2. En vertu de l'article L. 522-3 du code de justice administrative, le juge des référés peut, par une ordonnance motivée, rejeter une requête sans instruction ni audience lorsque la condition d'urgence n'est pas remplie ou lorsqu'il apparaît manifeste, au vu de la demande, que celle-ci ne relève pas de la compétence de la juridiction administrative, qu'elle est irrecevable ou qu'elle est mal fondée.

3. Mme A a formé, le 1er juillet 2025, une demande de permis de visite pour rendre visite à M. D, actuellement incarcéré au centre pénitentiaire de Bordeaux-Gradignan. Par une décision dont la date de notification n'est pas précisée, le directeur de l'administration pénitentiaire - centre pénitentiaire de Bordeaux-Gradignan a refusé de lui délivrer ce permis. Mme A demande au juge des référés, saisi sur le fondement de l'article L. 521-2 du code de justice administrative, de suspendre l'exécution de cette décision de refus.

4. Pour justifier de l'urgence, Mme A fait valoir qu'elle vit depuis neuf ans en concubinage avec M. C D, incarcéré au centre pénitentiaire de Bordeaux-Gradignan depuis fin juin 2025 et que ce dernier ne reçoit aucune autre visite depuis cette date. Il résulte toutefois de l'instruction que Mme A et M. D ne sont pas mariés. La requérante, qui n'apporte aucun élément permettant de justifier cet état de concubinage, est par ailleurs mère de trois enfants issus d'une précédente union en 2002, sans qu'il ne soit démontré ni même allégué que ceux-ci entretiendraient des relations affectives avec M. D. Si Mme A a pu bénéficier d'un permis de visite du 19 janvier 2024 au 15 octobre 2024, il s'agissait alors d'une première incarcération de M. D. Il n'est pas davantage démontré, ni même allégué que la requérante serait privée de tout autre moyen de communication avec celui-ci depuis fin juin 2025. En outre, aucune des pièces produites à l'appui de la requête ne permet de vérifier l'absence d'autres visites en prison pour M. D, alors qu'au demeurant sa nouvelle incarcération est récente. Enfin, la seule circonstance qu'une atteinte à une liberté fondamentale serait avérée n'est pas de nature, par elle-même, à caractériser l'existence d'une situation d'urgence.
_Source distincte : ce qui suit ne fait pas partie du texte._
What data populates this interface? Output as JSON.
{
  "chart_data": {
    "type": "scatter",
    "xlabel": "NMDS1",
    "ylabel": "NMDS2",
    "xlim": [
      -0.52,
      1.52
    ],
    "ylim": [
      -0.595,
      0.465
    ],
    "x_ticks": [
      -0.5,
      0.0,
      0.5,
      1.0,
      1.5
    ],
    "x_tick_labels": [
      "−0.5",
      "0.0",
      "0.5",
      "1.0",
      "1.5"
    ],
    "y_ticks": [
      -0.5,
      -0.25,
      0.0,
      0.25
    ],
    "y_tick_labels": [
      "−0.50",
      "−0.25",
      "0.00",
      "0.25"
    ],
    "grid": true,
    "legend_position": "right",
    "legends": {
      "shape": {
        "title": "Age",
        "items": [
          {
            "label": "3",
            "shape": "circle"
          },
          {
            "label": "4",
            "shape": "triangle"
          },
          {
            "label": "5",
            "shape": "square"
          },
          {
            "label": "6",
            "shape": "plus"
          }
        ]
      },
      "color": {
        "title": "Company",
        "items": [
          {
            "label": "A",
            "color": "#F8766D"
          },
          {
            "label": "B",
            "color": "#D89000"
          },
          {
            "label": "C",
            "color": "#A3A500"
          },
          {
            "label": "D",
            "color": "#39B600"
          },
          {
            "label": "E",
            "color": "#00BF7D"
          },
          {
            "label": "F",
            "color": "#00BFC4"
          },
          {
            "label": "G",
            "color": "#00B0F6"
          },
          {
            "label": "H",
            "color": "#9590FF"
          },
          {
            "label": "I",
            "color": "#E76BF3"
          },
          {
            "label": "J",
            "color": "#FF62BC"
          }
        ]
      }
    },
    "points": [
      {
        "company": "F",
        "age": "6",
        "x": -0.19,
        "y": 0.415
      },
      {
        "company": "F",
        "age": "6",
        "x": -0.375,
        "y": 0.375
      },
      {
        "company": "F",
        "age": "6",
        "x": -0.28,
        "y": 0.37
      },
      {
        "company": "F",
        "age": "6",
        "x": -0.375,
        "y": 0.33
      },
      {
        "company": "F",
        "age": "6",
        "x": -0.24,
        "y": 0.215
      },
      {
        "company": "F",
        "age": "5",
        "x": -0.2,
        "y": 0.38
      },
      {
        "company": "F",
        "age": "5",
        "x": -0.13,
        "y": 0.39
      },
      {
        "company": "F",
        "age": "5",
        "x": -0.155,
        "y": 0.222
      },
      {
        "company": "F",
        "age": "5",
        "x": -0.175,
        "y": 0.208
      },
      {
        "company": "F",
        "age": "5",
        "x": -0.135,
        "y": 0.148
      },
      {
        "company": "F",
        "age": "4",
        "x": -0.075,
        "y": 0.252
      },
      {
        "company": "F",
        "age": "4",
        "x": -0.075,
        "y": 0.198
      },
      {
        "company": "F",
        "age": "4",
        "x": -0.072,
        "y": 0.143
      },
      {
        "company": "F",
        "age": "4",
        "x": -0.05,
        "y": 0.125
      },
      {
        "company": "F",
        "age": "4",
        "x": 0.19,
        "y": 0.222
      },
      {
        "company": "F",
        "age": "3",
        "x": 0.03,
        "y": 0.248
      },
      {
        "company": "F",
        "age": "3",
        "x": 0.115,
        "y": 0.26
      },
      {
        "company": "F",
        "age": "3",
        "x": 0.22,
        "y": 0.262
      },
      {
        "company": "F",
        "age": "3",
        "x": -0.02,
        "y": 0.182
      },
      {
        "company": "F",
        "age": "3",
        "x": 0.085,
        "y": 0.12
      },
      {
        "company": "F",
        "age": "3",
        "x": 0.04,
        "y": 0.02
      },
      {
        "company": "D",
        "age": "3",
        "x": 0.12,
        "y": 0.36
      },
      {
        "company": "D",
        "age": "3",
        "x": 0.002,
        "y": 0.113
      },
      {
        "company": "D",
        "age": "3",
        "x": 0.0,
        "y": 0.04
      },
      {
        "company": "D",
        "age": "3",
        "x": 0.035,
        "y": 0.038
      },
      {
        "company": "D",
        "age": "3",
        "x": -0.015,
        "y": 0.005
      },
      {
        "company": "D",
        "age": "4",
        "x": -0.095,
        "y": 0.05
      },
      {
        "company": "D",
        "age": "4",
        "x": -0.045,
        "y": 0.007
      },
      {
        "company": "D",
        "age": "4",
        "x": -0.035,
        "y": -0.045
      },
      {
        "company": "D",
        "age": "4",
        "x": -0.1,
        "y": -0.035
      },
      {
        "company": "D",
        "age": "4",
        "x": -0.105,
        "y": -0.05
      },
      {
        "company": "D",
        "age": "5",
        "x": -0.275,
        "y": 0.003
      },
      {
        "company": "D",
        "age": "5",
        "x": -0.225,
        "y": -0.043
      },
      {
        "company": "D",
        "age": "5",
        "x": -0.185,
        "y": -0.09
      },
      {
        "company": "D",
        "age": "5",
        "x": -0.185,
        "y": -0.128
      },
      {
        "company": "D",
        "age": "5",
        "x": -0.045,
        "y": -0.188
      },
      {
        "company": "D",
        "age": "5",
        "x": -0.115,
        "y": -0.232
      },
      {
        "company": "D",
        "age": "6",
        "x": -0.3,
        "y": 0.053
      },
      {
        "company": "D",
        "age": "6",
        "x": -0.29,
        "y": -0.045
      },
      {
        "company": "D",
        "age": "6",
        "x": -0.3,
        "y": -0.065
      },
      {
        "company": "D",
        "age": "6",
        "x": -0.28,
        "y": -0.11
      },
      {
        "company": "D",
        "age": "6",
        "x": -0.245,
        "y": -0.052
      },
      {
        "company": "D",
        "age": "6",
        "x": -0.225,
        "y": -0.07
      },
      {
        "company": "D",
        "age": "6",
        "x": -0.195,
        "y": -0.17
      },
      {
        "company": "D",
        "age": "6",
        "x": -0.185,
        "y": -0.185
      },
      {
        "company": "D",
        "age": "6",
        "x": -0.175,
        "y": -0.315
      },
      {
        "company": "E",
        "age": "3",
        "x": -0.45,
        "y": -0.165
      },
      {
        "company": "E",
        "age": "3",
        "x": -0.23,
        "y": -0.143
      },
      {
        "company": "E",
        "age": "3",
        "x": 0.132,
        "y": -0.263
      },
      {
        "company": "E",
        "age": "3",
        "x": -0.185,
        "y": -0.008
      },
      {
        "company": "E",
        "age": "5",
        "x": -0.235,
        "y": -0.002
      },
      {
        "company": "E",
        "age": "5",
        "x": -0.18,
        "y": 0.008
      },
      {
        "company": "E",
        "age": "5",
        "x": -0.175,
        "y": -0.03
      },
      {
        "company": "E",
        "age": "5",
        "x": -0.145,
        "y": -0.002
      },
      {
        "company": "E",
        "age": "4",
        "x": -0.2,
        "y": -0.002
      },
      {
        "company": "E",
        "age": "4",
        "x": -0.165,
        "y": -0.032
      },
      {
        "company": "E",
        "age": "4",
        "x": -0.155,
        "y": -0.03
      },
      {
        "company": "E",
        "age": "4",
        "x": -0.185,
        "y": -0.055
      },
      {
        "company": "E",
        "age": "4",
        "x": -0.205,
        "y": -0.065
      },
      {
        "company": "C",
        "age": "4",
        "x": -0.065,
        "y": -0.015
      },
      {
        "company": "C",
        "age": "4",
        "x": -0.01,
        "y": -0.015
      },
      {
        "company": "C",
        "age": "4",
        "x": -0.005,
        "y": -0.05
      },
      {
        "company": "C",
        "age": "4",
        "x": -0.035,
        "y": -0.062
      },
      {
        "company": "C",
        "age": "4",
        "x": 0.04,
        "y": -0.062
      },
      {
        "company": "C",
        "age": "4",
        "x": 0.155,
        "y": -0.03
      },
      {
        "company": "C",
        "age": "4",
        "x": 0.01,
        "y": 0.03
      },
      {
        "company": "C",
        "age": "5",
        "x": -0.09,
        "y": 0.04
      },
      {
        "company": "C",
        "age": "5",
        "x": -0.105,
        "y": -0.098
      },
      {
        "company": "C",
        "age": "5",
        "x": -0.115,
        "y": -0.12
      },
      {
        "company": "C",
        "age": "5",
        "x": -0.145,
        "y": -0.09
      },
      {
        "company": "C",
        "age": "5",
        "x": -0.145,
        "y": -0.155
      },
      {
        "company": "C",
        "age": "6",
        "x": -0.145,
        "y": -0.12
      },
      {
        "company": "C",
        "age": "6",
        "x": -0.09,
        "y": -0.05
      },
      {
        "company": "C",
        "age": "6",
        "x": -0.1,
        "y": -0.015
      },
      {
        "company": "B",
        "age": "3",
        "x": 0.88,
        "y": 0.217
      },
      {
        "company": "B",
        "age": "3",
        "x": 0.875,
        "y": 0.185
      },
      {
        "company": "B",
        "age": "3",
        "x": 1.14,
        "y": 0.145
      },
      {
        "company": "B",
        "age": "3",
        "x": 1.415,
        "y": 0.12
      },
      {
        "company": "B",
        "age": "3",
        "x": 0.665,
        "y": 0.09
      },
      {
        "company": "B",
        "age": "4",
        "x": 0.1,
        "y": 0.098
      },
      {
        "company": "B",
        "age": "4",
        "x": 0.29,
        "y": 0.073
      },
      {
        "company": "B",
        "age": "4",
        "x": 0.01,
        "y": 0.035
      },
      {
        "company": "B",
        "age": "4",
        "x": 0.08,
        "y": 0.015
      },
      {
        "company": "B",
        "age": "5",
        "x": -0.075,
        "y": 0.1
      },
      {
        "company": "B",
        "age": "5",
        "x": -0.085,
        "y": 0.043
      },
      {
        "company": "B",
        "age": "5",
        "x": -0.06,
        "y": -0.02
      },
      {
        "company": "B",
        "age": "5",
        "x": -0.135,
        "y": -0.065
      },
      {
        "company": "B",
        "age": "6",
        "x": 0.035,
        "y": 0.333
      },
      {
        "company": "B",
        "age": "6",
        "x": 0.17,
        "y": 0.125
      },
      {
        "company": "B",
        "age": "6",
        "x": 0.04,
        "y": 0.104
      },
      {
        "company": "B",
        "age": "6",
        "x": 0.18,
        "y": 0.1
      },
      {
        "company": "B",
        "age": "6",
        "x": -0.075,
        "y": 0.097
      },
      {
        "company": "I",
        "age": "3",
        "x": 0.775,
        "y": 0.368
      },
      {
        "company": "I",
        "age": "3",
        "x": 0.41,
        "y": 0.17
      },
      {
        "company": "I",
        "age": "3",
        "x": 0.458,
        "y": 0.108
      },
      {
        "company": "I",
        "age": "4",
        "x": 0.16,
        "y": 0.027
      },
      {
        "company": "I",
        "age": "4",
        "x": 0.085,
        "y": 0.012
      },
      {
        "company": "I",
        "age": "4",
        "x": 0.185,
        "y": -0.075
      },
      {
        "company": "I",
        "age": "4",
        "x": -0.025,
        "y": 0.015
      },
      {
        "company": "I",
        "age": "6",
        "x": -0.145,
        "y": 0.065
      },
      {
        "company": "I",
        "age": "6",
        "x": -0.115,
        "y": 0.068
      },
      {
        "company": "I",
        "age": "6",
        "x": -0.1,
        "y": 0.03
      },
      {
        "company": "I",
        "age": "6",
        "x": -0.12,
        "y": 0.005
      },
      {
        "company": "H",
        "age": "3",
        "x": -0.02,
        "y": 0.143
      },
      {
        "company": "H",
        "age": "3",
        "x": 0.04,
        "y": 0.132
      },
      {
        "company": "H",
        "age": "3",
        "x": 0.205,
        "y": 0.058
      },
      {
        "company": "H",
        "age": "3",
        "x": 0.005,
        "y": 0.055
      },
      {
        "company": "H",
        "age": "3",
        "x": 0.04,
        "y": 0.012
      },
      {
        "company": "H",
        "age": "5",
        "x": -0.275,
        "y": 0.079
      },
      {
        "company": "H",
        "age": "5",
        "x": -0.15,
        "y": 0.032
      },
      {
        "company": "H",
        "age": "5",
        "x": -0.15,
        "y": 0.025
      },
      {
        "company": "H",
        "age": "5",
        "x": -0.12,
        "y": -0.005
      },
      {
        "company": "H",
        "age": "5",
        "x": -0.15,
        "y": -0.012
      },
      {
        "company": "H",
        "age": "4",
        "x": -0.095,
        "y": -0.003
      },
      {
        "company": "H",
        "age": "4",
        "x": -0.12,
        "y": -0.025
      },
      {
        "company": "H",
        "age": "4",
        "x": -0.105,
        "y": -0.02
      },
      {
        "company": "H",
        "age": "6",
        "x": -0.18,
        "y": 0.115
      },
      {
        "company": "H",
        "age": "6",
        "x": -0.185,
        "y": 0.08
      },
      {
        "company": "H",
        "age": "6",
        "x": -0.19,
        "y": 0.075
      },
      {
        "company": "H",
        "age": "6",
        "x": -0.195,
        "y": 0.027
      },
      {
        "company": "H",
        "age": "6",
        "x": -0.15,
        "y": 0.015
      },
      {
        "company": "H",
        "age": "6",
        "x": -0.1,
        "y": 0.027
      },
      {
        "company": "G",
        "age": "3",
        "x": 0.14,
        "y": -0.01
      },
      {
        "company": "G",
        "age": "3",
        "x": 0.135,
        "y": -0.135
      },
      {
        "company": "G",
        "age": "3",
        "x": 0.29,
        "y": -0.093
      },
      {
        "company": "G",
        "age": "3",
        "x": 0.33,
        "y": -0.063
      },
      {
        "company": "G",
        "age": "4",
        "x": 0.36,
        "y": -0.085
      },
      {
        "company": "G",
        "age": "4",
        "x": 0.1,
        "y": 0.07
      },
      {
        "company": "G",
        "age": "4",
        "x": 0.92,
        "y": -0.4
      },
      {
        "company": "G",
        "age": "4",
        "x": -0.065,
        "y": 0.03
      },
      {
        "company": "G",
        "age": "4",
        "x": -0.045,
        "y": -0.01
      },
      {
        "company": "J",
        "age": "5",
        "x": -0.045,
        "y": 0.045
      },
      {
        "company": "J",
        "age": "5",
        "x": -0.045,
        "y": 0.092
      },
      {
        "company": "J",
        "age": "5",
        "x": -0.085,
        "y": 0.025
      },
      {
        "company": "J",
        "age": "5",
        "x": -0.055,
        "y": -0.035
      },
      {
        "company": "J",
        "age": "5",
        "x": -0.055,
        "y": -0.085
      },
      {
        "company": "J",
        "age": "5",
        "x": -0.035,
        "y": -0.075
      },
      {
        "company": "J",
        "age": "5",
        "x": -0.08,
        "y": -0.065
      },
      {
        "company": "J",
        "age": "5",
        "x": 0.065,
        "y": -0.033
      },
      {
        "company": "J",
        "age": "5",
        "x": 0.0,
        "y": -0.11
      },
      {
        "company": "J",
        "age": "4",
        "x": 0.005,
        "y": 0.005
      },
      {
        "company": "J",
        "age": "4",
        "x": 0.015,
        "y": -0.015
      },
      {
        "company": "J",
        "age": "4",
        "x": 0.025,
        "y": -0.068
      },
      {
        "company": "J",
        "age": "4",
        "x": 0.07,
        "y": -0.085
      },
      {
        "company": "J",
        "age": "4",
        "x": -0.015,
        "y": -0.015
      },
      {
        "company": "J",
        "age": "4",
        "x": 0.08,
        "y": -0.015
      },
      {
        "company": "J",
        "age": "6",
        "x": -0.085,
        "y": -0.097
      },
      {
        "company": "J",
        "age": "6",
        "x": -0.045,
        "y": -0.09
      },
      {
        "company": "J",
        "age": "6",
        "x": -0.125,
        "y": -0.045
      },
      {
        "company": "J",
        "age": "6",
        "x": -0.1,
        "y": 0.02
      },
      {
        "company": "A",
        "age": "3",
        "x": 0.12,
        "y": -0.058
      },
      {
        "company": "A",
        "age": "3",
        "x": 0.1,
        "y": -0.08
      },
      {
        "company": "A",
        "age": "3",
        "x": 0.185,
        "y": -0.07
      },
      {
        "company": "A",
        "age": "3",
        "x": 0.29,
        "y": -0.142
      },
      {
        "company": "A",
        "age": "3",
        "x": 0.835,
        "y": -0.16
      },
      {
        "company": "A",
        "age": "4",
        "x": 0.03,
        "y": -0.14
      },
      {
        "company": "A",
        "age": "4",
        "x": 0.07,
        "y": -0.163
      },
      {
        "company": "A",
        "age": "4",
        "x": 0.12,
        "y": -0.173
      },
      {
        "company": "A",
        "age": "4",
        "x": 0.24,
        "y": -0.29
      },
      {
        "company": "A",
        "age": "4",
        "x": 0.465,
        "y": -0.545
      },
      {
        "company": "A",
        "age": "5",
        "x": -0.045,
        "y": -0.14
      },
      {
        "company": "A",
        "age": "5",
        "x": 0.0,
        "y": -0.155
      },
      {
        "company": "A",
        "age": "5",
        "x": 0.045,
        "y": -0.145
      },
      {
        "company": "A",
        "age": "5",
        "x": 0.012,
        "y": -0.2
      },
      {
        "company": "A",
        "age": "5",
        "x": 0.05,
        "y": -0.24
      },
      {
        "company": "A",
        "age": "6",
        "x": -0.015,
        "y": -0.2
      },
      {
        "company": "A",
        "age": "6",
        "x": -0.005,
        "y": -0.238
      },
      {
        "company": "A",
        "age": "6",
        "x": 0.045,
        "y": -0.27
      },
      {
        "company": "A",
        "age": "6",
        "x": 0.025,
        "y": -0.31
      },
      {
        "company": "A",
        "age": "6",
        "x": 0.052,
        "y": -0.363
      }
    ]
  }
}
5. Pour toutes les raisons exposées, Mme A n'établit pas l'existence d'une urgence impliquant que le juge se prononce dans un délai de quarante-huit heures suivant les exigences propres à l'article L. 521-2 du code de justice administrative.

6. Il résulte de ce qui précède que, sans qu'il soit besoin d'examiner la condition tenant à l'atteinte grave et manifestement illégale à la liberté fondamentale invoquée, il y a lieu de rejeter les conclusions à fin de suspension de la requête, et par voie de conséquence, celles présentées à fin d'injonction, selon la procédure prévue par l'article L. 522-3 du code de justice administrative.

Sur les frais irrépétibles :

7. Les dispositions de l'article L. 761-1 du code de justice administrative font obstacle à ce que soit mise à la charge de l'Etat qui n'est pas la partie perdante dans la présente instance, la somme dont Mme A demande le versement au titre des frais exposés et non compris dans les dépens.

O R D O N N E :

Article 1er : La requête n° 2506012 est rejetée.

Article 2 : La présente ordonnance sera notifiée à Mme B A.

Copie sera transmise pour information au ministre de la Justice, garde des sceaux.

Fait à Bordeaux, le 8 septembre 2025.

Le juge des référés,

M. Vaquero

La République mande et ordonne au ministre de la Justice, garde des sceaux en ce qui le concerne ou à tous commissaires de justice à ce requis en ce qui concerne les voies de droit commun contre les parties privées, de pourvoir à l'exécution de la présente décision.